Scott Aaronson, expertise, engineering, and the Bell inequality

A thought-provoking blog post by Scott Aaronson provokes more thought than I bargained for....

Scott Aaronson has a rare combination of genius and communication skill: He does first rate research on computational complexity and follows the implications of that work in fields as disparate as drug research and evolutionary theory, AND writes about some of the most complex technical topics in a clear and accessible style, invoking math only when absolutely necessary (and usually you can just close your eyes and skip those parts).

It so happens that on my birthday (thanks, Scott!) he published a great article about Bell inequality violations. The article is great for several reasons.

One, it describes the whole problem clearly, describes previous weaknesses with related experiments, and covers exactly why more recent experiments were so very, very clever.

Two, it suggests that we are in for some wicked advancements in engineering in this space.

Three, it contains that great line, “as well as I understand them”. This isn’t false humility, this is one of the brightest theorists working today admitting that the subject he writing about, while so close to his areas of expertise, is that far from his expertise.

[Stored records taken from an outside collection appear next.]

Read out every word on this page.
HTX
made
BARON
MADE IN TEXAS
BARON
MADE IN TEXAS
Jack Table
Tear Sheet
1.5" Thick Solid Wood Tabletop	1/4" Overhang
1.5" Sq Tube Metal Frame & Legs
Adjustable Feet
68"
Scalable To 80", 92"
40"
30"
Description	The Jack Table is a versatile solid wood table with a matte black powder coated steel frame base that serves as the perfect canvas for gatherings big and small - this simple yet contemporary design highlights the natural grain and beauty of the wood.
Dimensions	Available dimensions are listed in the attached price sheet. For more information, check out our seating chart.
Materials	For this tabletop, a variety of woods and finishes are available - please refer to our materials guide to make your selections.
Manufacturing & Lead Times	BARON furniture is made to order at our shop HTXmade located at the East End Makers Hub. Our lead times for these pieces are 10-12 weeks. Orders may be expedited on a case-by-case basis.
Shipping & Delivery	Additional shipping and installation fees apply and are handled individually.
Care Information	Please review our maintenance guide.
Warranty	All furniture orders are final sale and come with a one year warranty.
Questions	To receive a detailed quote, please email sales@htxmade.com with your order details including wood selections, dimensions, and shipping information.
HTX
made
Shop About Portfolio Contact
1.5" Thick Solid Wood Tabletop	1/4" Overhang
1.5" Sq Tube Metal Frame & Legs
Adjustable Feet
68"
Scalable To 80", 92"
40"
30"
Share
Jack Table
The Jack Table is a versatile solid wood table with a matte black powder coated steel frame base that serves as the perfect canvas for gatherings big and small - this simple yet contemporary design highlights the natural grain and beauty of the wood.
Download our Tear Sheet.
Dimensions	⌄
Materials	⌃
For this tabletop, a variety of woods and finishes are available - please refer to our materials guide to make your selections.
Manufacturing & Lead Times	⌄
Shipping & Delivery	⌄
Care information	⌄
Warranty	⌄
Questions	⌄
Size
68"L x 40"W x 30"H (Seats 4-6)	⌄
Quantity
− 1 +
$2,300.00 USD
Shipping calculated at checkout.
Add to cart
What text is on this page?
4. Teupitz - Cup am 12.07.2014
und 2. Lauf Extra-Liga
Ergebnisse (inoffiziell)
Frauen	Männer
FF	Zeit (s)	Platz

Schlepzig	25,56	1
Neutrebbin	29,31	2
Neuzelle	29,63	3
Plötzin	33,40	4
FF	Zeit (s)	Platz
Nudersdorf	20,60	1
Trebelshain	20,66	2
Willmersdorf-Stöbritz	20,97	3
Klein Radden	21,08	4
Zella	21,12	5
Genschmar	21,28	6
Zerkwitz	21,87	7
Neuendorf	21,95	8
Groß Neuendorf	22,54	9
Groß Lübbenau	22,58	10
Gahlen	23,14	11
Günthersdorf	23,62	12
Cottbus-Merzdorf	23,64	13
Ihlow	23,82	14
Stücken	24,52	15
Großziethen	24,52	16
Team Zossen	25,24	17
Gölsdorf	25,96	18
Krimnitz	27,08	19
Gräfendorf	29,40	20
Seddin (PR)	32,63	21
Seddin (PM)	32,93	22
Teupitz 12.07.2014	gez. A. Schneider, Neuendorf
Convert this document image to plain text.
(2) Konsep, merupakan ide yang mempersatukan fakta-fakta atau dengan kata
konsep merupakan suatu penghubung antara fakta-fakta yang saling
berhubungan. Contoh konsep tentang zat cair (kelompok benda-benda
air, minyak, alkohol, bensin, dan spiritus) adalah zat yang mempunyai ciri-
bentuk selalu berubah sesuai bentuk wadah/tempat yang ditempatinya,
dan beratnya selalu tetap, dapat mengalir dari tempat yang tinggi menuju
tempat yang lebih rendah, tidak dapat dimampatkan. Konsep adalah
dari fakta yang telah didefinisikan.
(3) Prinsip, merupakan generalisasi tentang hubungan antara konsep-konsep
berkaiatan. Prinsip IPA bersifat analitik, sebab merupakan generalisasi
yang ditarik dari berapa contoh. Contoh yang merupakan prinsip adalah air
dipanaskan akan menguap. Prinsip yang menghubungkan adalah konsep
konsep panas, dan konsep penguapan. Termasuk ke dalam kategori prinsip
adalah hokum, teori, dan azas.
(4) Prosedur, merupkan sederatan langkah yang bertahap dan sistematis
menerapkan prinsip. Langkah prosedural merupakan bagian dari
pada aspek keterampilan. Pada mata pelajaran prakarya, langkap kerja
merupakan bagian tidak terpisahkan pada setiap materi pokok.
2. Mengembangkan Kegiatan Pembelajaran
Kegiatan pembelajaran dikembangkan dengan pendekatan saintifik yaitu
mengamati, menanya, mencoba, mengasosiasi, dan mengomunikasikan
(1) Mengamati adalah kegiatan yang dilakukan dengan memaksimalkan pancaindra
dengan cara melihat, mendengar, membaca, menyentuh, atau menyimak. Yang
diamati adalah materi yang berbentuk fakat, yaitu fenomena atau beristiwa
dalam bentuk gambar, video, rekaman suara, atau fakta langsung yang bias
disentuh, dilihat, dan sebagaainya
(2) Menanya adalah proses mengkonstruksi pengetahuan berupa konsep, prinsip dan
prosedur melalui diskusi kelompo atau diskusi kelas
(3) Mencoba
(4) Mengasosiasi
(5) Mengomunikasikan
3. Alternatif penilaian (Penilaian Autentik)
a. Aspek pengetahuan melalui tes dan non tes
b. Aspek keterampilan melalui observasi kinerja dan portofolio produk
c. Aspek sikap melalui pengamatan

Fourth, the article - and point #3 - go a long way to supporting a point I’ve been trying to express well for a long time, and will inevitably fail to so express once again: The distances between each of common knowledge, learned knowledge, advanced knowledge, and truly leading edge knowledge are each so vast that most of us simply cannot comprehend how ignorant we are, despite our best efforts. Even experts in any particular field rapidly reach common levels of ignorance as they move outside their fields.

Fifth, and last, true scientists recognize that and rarely if ever “speak from authority”, but revert to humility and to applying the basic, repeatable tools of their trade, critical thinking, empirical research, and questioning, questioning, questioning.